Türkiye’de ise medya ile siyaset arasındaki ilişki, halk ile siyaset arasındaki ilişkiyi de zehirliyor.
Demokrasi Raporunu Demokrasinin Kendisi Anlatabilir
Avusturya’da siyasete güven giderek azalıyor; bu ciddi bir sorun.
Ancak en az bunun kadar önemli olan şey şu:
Bu gerçeği halka yine bağımsız medya söylüyor.

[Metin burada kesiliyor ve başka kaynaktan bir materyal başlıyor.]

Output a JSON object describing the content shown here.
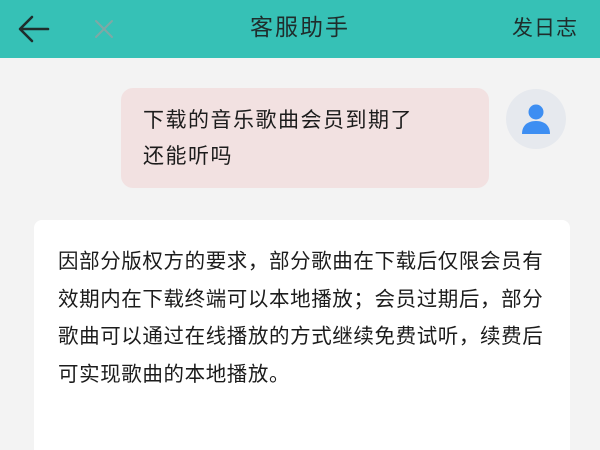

Türkiye’de ise siyasal sistemde benzer bir güven erimesi yaşandığında, bunu topluma sağlıklı biçimde açıklaması gereken kurumların önemli bir kısmı artık “haber veren” değil, algı yöneten yapılara dönüşmüş durumda.
Öte yandan muhalefetin yanına konumlanan ve eleştiri adı altında yalnızca karalama üreten, her iktidar eleştirisini kendisine bir kahramanlık payesi sayan, içerikten kopuk ve basiretsiz bir “karşı yandaş medya” da aynı ölçüde sorun yaratıyor. Bu kesim de haberleri çoğu zaman bağlamından kopararak, özünü bozarak ve toplumu bilgilendirmekten çok kendi siyasi heyecanını tatmin etmek için yayımlıyor.
Demokrasiyi koruyan şey yalnızca seçimler değil, aynı zamanda: Bağımsız basın, hesap soran gazetecilik, siyasi gücü sorgulama cesaretidir.
Avusturya’da bu mekanizma bütün engelleme çalışmalarına rağmen hâlâ çalışıyor.
Bu yüzden halk sistemden şikâyetçi olsa bile en azından gerçeğin duyulabildiği bir düzen olduğunu biliyor.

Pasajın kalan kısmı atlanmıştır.